The answer is on this webpage:
1.USA.gov is the result of a collaboration between USA.gov and bitly.com, the popular URL shortening service. Now, whenever anyone uses bitly to shorten a URL that ends in .gov or .mil, they will receive a short, trustworthy 1.usa.gov URL in return.
While this feature has legitimate uses for government agencies and employees, it has also opened a door for spammers. By using an open-redirect vulnerability, spammers were able to set up a 1.usa.gov URL that leads to a spam website.
Using the above example:
which leads to
The final spam page is a work-at-home scam website that has been designed to look like a financial news network website:
To add legitimacy to the website, spammers have designed it so that other links, such as the menu bar at the top and other news articles (not shown in the above picture), actually lead to the financial news website that it is spoofing. However, the links in the article all lead to a different website where the spammer tries to make the sale:
USA.gov provides data created any time anyone clicks on a 1.usa.gov URL (link available on this webpage). Analysis of data from the last seven days shows that this trend began on October 12. As of October 18, 43,049 clicks were made through 1.usa.gov shortened URLs to these spam domains:
This chart shows the number of spam clicks made on a daily basis:
As seen above, there was a spike in volume on October 18. Due to this increase, spam clicks made up 15.1 percent of all 1.usa.gov URLs.

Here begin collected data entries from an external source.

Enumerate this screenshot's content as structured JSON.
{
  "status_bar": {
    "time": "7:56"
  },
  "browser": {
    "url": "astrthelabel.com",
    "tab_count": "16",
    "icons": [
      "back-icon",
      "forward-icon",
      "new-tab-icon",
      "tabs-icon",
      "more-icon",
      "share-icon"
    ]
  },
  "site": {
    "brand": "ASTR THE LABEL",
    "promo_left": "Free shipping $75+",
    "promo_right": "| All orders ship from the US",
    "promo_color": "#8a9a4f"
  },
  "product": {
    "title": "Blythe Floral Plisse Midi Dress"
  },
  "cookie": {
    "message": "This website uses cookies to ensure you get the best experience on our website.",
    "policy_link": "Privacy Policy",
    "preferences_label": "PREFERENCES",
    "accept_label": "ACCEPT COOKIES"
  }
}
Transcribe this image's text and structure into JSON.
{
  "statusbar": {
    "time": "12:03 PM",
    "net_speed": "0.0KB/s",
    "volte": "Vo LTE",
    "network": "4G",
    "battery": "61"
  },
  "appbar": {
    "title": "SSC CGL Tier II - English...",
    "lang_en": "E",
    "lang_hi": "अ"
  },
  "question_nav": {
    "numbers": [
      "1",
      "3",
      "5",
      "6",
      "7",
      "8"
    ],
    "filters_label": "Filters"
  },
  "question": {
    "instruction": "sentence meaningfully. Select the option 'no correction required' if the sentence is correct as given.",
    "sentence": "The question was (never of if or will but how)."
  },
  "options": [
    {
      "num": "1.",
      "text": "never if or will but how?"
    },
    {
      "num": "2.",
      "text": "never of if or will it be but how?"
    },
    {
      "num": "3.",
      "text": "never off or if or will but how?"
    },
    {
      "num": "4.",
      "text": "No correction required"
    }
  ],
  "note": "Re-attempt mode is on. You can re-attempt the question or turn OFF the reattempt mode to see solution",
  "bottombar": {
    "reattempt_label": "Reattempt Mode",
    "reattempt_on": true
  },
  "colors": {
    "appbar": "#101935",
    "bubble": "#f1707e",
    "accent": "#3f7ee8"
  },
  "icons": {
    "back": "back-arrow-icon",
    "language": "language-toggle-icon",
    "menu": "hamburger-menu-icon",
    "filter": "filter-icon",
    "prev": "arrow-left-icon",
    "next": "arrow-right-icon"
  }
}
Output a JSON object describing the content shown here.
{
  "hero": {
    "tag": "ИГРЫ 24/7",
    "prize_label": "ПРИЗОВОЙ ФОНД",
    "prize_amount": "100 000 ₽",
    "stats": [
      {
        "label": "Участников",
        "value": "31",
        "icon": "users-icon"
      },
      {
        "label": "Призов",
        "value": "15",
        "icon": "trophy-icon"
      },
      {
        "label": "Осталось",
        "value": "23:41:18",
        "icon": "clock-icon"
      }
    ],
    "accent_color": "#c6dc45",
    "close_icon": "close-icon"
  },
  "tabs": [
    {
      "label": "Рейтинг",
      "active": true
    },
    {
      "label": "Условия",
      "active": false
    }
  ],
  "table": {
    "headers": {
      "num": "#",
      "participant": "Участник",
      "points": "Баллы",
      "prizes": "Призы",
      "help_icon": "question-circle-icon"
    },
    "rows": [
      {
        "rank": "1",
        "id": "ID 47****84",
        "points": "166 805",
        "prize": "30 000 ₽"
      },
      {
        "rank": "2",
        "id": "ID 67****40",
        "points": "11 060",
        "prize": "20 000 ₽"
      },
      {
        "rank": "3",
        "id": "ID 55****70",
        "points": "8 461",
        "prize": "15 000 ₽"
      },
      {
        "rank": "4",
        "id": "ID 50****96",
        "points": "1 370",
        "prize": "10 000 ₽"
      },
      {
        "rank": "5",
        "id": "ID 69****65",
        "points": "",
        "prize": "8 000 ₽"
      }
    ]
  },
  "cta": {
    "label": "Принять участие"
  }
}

In addition to volume, the data also provides some insight into the locations of the clicks. 36,664 of 43,049 spam clicks had a country code associated with them. There were 124 countries identified. The top four countries on a daily basis were the United States, Canada, Australia, and Great Britain. In aggregate, the United States made up the biggest slice with 61.7 percent of the clicks:
While taking advantage of URL shorteners or an open-redirect vulnerability is not a new tactic, the fact that spammers can utilize a .gov service to make their own links is worrisome. Symantec encourages users to always follow best practices and exercise caution when opening links even if it is a .gov URL.